A major new security vulnerability known as Heartbleed was disclosed on Monday with potentially severe implications for the entire Web as well as other applications that use the OpenSSL software such as encrypted email. The bug can read 64 kilobytes of a server’s memory, where sensitive user data is stored, including private data such as usernames, passwords, credit card numbers, and the servers private security certificates, which are also known as SSL keys. According to some estimates, 66% of all web server software on the internet is vulnerable, and some estimate that one-third of the 66% may be vulnerable. Most large websites, such as facebook.com, yahoo.com, okcupid.com, and some of the larger bitcoin trading websites have been patched as of today. Gmail, which uses Perfect Forward Secrecy, is not vulnerable, but this is by far the exception to the rule.

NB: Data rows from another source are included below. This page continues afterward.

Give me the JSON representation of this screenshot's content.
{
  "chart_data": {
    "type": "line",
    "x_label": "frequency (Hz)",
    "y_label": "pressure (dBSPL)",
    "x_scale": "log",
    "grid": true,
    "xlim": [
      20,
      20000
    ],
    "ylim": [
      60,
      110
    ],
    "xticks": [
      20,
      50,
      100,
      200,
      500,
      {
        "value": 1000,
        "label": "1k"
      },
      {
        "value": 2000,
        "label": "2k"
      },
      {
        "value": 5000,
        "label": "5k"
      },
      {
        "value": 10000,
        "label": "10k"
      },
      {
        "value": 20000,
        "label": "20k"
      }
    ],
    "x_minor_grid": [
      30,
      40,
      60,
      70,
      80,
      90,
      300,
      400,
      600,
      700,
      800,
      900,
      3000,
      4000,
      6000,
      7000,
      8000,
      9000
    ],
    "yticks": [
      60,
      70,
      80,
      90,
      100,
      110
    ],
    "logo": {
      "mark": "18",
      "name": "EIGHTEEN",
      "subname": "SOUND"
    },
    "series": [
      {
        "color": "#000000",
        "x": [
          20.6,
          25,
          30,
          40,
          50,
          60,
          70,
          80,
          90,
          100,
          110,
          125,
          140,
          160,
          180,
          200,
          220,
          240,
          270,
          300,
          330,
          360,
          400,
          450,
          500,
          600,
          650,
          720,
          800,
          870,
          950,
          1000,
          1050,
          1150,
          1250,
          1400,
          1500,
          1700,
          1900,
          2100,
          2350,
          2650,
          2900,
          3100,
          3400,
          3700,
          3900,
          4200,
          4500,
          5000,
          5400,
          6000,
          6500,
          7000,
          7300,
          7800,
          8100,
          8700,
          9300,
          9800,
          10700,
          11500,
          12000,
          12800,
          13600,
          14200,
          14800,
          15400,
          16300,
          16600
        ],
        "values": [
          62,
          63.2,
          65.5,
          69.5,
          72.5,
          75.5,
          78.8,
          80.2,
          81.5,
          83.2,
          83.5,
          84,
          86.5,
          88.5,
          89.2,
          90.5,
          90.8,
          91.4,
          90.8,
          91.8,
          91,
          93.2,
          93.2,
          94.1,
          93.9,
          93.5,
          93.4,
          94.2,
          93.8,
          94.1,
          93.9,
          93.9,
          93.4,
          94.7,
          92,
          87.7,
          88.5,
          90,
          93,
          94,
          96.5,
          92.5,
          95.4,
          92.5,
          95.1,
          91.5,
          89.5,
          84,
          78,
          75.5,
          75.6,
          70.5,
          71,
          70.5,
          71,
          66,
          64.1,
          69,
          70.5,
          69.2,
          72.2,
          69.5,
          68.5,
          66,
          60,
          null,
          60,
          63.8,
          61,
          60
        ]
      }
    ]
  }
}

Experts are recommending changing banking passwords as well as online bill payment websites, paypal, and any other website where financial transactions are conducted, such investment and stock sites.

The vulnerability does not set off standard server alarms, and there’s no way to tell if a server has been breached. If a server’s keys have been read by hackers from the server, then all previous communications that have been sent over the internet, and all future communications until the server does not purchase a new SSL key after the vulnerability has been patched, can be easily decrypted, if they hackers or a dubious ISP has recorded this data.